12.02.2010

Long week-end - Joyce Maynard

maynard.jpgIl habite seul avec maman, il a 13 ans, on est en 1987. Henry est solitaire. Au collège, il est le naze. Dans la nouvelle famille de son père, il ne s'intègre pas. Avec sa mère, il vit hors de la normalité, il le sait. Elle est étrange, s'enferme chez elle, lui parle comme à un adulte. Il voit bien qu'elle est immensément triste, il aimerait pallier à ses manques. Et puis un homme s'évade de prison, leur demande leur aide, ils acceptent. Et le temps de quelques jours, tout va se bousculer pour Henry : une autre vie est possible, il en entrevoit la possibilité pour la première fois, il est partagé entre vivre pour lui (mais il n'a jamais su) et revendiquer sa place exclusive dans la vie de sa mère. Ce sont parfois les autres qui décident pour vous...
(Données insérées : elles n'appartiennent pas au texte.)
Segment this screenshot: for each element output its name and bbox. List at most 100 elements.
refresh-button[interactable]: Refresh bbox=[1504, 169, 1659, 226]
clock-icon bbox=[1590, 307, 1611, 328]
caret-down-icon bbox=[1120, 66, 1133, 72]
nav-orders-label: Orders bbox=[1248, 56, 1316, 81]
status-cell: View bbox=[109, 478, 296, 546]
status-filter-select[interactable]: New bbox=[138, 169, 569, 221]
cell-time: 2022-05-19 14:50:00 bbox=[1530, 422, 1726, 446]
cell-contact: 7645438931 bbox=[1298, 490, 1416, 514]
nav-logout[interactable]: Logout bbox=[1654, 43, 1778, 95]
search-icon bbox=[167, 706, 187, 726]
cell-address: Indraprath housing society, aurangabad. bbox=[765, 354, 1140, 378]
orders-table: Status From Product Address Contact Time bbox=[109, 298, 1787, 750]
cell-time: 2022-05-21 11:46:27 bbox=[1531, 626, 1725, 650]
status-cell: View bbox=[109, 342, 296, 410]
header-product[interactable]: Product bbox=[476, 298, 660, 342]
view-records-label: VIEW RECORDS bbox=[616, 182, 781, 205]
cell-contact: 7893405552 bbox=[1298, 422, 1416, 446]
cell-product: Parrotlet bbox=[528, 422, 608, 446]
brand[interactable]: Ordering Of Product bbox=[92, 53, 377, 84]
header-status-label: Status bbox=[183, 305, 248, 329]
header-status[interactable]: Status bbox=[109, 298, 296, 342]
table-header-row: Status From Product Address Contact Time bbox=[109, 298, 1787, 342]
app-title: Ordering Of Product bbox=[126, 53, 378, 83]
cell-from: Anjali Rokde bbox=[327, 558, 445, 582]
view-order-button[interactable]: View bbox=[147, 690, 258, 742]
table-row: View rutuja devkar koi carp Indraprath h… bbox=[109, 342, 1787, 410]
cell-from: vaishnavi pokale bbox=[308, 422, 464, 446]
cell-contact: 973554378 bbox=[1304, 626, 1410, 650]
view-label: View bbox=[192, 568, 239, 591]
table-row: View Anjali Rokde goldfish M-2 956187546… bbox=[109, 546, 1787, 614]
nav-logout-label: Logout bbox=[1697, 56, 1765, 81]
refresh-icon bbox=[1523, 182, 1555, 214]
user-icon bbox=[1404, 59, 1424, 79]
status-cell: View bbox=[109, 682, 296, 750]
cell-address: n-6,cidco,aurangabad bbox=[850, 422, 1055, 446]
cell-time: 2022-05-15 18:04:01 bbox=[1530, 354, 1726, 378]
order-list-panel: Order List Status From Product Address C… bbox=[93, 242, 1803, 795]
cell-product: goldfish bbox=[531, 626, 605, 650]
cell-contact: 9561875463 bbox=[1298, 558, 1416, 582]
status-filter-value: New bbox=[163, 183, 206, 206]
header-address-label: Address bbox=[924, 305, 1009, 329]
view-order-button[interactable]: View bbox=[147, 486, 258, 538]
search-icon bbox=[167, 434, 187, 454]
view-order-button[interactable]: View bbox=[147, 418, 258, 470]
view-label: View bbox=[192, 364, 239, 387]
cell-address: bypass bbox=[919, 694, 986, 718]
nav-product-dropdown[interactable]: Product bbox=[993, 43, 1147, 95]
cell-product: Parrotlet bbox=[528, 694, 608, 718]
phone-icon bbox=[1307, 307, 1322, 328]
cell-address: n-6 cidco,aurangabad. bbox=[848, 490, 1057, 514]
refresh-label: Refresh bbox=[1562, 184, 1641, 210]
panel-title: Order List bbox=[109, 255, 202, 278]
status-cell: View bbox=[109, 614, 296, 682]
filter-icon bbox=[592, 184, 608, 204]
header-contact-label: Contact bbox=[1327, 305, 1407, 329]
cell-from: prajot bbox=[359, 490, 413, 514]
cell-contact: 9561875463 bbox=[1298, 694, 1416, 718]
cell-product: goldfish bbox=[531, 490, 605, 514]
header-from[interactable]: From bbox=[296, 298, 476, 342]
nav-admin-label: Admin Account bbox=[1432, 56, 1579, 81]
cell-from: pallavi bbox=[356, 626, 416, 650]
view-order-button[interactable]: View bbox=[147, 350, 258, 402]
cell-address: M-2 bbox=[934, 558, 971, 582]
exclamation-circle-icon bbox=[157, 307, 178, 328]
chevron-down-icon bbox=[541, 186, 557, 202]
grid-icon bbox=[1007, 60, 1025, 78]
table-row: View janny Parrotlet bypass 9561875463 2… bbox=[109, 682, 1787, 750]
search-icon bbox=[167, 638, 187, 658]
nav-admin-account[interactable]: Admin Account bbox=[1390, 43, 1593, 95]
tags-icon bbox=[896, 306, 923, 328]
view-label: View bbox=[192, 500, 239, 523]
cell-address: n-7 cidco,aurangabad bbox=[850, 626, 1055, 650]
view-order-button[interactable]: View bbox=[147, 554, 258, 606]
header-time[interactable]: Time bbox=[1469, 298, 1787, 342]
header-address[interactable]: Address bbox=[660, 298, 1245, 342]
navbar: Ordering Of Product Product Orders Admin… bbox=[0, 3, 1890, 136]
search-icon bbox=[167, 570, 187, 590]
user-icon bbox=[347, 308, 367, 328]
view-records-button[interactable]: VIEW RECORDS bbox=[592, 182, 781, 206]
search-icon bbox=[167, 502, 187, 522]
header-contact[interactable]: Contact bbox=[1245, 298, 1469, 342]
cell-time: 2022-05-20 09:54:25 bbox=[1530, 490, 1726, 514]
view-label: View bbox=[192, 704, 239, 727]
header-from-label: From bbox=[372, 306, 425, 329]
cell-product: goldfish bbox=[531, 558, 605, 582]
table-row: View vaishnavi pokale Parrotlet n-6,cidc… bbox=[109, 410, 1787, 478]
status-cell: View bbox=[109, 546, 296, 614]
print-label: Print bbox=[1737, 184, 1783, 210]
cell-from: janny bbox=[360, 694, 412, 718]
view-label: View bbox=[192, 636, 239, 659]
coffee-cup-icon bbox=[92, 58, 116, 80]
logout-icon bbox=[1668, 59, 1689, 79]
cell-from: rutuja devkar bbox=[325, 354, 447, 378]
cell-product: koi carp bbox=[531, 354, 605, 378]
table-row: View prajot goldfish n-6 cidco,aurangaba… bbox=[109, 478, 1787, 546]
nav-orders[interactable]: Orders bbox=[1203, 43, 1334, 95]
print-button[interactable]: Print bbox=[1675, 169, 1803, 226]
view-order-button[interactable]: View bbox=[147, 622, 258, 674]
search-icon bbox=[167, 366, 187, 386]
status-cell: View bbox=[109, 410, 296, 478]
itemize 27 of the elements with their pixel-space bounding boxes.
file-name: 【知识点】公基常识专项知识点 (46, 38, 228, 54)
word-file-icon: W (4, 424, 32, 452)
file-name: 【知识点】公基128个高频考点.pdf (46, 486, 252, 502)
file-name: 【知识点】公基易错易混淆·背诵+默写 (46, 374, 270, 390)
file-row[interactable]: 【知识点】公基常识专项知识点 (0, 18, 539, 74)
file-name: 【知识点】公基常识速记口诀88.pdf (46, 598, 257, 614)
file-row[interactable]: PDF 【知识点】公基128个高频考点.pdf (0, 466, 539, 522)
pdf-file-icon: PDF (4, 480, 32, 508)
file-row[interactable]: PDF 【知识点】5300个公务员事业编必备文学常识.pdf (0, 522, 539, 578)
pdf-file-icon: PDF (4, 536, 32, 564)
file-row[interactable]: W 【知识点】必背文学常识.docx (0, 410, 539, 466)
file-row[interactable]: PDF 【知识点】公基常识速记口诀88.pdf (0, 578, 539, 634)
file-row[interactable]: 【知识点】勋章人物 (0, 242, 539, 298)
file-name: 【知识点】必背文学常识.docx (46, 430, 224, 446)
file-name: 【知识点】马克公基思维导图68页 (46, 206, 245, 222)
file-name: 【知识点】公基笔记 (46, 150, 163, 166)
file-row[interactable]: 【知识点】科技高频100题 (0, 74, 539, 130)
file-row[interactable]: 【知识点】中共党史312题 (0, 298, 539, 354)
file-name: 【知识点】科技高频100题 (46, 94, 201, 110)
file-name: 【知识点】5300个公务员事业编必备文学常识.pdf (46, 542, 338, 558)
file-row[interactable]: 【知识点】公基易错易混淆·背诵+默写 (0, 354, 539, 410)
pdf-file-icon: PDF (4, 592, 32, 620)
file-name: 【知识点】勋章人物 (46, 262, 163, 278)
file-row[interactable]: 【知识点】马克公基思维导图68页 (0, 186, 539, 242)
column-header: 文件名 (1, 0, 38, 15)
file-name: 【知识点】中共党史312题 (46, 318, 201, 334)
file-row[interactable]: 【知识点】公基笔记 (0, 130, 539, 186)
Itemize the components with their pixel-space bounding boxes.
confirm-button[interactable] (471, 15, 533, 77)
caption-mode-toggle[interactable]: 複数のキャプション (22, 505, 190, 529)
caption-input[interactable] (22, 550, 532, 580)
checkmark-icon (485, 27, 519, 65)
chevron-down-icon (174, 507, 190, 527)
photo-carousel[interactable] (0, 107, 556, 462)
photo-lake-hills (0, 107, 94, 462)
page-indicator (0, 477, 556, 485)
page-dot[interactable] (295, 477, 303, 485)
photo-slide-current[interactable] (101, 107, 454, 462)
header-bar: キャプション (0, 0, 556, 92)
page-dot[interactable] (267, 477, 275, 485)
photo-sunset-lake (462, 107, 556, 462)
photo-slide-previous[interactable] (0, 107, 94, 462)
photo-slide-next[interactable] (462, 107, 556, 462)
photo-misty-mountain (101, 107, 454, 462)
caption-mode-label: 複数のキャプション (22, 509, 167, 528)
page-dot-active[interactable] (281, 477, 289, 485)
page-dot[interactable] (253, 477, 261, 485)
Un roman fort prenant qui sait se faire aimer, qui tisse avec son lecteur des liens affectifs. Il ne brille pas par son originalité ni par une écriture impressionnante, mais il s'insinue avec grâce. On y croit, on a l'impression d'embraser toute la complexité de l'adolescence, on s'attache, on ressent.

Ed. Philippe Rey, 2010, 283 p.

Traduit de l'anglais (Etats-Unis) par Françoise Adelstain

 

Merci Cathulu !

 

Lu également par : Cathulu, le Livraire, Ma Tasse de Thé, ...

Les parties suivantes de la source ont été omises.